Both consume the exact same array:

// listing row
<EntityDropdownMenu items={useMemoryMenu({ memory, context: "listing" })} />
 
// card right-click
<EntityContextMenu items={useMemoryMenu({ memory, context: "listing" })}>
  <MemoryCard memory={memory} />
</EntityContextMenu>
 
// detail page header
<EntityDropdownMenu items={useMemoryMenu({ memory, context: "detail" })} />

The context prop dictates which sections the hook includes. The renderer just loops and renders. It can be a dropdown, a context menu, or even a command palette search source.

The payoffs

By modeling menu actions as data, you get massive leverage:

  • New menus are fast. Write a hook, assemble sections, use shared actions. The renderer already exists.
  • Global actions are trivial.
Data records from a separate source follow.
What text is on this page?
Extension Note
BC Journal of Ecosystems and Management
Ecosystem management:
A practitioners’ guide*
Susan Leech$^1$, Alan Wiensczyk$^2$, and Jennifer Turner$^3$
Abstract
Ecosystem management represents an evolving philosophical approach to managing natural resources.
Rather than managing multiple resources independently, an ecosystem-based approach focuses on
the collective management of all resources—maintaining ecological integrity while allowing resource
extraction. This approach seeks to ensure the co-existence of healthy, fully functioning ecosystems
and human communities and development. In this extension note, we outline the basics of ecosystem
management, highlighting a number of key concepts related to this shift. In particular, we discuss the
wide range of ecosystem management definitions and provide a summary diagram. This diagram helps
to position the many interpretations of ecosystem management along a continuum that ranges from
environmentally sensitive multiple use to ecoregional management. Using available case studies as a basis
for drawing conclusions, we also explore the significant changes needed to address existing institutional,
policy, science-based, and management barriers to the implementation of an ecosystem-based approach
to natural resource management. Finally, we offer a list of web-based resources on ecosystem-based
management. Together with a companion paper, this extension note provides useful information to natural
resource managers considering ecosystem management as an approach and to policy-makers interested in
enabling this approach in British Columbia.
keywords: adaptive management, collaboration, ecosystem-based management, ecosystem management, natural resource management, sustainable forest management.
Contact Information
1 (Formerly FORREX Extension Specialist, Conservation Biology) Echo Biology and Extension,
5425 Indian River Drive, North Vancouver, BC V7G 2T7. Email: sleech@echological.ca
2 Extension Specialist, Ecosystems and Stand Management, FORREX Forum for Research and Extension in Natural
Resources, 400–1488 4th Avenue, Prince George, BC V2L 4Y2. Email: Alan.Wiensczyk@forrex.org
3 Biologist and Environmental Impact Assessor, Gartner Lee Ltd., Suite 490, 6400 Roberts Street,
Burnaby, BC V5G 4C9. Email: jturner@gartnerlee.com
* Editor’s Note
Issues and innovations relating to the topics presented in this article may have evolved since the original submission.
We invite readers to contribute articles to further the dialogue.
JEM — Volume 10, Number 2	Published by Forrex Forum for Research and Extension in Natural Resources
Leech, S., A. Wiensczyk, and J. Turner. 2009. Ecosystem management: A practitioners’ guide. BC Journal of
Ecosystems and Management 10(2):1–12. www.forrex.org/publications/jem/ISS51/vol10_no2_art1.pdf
Add an action to useEntityMenuActions() and every entity menu in the app inherits it.
  • Permissions stay consistent. Visibility, disabled states, and tooltips are decided before rendering, so dropdowns, context menus, and command palettes do not drift.
  • Logic is testable. Unit test useMemoryMenu() by asserting on the returned array. No rendering, no simulated clicks, just verifying items against props and permissions.

The throughline

This is the same principle as the dialog stack and the shortcut catalog (post coming soon). A small typed platform pays off as the surface area grows.

Action menus scale by returning one more item. Dialogs scale by registering one more component. Shortcuts scale by adding one catalog entry. Call sites stay small because the complexity lives in the right place: the data layer.